Cold-start cost scales with the data the user can actually see in the UI (active, non-archived, non-deleted threads), not with total all-time history.

Actual behavior

Cost scales linearly with total projection row count, including threads the user has archived and threads the user has deleted from the UI.

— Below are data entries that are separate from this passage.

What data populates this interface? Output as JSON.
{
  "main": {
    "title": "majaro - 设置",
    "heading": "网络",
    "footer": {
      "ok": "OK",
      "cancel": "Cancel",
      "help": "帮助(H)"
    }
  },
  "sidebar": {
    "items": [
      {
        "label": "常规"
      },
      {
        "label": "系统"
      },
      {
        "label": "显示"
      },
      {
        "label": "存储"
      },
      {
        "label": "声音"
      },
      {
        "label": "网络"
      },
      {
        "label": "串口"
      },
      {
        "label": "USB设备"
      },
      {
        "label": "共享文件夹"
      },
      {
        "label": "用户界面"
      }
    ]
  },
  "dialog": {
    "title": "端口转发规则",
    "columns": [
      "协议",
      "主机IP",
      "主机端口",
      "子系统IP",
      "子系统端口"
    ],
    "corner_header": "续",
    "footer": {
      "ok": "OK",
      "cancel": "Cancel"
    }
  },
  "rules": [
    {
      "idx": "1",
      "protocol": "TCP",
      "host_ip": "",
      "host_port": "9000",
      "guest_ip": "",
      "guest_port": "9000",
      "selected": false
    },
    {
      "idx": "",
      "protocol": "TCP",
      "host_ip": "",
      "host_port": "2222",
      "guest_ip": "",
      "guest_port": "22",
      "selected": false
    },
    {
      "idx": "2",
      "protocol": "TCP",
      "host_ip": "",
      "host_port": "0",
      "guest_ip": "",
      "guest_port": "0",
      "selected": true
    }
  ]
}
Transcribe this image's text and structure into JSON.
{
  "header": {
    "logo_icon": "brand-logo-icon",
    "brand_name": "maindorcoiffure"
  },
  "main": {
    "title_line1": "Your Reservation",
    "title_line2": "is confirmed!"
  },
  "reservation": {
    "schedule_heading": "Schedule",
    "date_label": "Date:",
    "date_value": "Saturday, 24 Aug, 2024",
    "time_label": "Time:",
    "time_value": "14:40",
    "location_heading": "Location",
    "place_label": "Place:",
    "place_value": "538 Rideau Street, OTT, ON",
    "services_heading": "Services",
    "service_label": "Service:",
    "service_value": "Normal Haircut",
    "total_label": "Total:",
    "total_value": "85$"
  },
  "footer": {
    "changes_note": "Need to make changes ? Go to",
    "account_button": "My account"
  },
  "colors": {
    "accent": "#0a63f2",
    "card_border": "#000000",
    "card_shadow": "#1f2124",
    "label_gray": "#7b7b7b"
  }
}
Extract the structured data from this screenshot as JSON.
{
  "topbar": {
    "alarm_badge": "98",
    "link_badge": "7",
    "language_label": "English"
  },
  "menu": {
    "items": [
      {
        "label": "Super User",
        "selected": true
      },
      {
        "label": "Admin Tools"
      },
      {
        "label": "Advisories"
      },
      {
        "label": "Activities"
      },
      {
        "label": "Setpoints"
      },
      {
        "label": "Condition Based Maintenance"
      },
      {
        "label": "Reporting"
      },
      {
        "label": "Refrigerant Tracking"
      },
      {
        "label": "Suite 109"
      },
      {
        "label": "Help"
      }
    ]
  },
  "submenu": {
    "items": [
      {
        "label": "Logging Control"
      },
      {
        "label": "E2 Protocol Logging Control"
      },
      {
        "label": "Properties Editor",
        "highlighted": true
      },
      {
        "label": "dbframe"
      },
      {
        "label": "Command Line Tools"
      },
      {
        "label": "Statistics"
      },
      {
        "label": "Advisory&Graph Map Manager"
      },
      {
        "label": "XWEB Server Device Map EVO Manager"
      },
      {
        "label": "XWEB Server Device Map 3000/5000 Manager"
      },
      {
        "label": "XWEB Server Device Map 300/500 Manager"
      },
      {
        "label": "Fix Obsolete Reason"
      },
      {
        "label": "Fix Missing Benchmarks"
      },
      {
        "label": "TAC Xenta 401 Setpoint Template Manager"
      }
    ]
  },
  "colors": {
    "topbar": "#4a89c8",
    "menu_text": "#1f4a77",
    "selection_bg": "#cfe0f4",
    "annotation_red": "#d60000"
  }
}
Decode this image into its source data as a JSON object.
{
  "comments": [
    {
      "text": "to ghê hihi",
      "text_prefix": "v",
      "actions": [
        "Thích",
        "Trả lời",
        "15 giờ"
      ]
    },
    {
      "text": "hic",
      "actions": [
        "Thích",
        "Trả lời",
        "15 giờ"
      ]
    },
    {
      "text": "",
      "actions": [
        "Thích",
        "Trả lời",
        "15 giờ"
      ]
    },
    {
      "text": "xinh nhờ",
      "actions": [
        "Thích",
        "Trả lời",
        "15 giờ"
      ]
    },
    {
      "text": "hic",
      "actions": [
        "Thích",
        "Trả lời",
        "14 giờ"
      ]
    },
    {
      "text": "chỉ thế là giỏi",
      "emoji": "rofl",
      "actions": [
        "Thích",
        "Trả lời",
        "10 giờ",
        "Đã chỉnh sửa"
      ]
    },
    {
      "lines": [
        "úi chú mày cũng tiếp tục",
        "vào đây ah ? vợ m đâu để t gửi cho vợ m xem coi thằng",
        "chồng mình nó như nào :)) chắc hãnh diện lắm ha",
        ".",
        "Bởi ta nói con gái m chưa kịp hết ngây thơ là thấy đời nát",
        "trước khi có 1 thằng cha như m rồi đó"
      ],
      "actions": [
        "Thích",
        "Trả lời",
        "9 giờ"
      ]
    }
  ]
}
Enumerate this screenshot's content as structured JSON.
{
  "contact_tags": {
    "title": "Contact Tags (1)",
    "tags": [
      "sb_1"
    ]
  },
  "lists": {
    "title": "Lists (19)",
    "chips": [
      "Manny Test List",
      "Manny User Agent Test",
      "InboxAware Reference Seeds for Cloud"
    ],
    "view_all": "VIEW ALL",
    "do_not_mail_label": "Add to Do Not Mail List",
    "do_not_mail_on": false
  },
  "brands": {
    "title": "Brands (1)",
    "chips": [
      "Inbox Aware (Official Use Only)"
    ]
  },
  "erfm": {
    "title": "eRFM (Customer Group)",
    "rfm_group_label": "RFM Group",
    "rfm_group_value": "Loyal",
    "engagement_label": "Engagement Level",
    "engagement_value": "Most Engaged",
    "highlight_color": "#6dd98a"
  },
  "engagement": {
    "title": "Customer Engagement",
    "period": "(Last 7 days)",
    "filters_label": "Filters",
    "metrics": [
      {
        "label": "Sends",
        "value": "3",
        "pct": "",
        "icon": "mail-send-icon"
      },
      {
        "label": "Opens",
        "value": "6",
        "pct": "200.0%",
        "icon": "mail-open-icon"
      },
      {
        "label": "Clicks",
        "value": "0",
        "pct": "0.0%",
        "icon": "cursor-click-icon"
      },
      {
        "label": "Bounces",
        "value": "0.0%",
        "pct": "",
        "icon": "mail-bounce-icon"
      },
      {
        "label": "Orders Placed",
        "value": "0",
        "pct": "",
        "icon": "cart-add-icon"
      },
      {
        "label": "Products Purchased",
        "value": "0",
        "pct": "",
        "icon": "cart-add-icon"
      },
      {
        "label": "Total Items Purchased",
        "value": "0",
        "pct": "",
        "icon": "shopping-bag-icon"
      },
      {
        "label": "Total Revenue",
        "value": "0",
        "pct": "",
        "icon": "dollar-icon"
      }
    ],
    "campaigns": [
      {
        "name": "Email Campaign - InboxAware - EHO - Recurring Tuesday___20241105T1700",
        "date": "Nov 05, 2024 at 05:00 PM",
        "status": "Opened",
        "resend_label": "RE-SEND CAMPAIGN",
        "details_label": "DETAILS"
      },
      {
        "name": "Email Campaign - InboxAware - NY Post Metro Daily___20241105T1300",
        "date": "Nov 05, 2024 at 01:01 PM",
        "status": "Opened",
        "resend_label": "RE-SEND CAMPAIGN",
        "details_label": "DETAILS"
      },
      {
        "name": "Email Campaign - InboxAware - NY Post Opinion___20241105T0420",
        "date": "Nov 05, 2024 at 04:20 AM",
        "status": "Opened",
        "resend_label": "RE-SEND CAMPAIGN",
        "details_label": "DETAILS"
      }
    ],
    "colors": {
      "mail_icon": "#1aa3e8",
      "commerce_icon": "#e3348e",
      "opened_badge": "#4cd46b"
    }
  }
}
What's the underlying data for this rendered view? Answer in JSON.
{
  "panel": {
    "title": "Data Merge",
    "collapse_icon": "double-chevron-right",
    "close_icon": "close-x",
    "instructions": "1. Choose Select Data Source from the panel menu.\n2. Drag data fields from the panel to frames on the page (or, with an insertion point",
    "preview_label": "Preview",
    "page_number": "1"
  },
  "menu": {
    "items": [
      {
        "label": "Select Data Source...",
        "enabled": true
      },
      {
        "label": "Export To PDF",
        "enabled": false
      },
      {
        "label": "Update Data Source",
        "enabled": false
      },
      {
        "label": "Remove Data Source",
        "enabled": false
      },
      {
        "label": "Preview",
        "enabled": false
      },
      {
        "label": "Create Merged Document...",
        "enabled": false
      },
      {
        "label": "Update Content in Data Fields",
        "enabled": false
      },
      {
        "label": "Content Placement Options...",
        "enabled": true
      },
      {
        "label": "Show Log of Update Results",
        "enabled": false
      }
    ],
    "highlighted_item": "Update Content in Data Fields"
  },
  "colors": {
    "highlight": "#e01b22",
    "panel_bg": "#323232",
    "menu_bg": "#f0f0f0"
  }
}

Measured on one install (apps/server / current main at f6978db6), with an unrelated blocking provider-probe isolated out:

Scenario DB size Active threads (UI-visible) Threads in DB Activities in DB Migrations -> Listening
Original (archived + soft-deleted still present) 584 MB 4 324 149,220 ~3.5s
After pruning archived AND soft-deleted threads and their rows 30 MB 4 4 5,493 ~1.6s

Per-row decode cost is modest (roughly 13us per activity on this box), but there is no upper bound: cost grows monotonically with history and with every thread the user "deletes" from the UI.

Two amplifiers make this worse than it needs to be:

  • projection_threads.deleted_at IS NOT NULL rows (soft-deleted from the UI) are still fully decoded at every cold start. On this install, 163 of 167 remaining threads after the archive prune were soft-deleted, and those 163 accounted for 92% of the remaining activity rows (62,233 of 67,726) and 98% of the remaining messages (9,210 of 9,444). The UI only surfaced the other 4.
  • projection_threads.archived_at IS NOT NULL rows are also fully decoded at startup, even though the archive view is gated behind a user action.

Root cause

makeOrchestrationEngine calls projectionSnapshotQuery.getSnapshot() during layer acquisition (apps/server/src/orchestration/Layers/OrchestrationEngine.ts:273). getSnapshot (apps/server/src/orchestration/Layers/ProjectionSnapshotQuery.ts:667) opens a single transaction and issues SELECT * FROM ... with ORDER BY against every projection table, then Effect-Schema-decodes every row into the in-memory read model:

  • projection_thread_activities
  • projection_thread_messages
  • projection_thread_proposed_plans
  • projection_thread_sessions
  • projection_turns
  • plus projects, pending approvals, projection state.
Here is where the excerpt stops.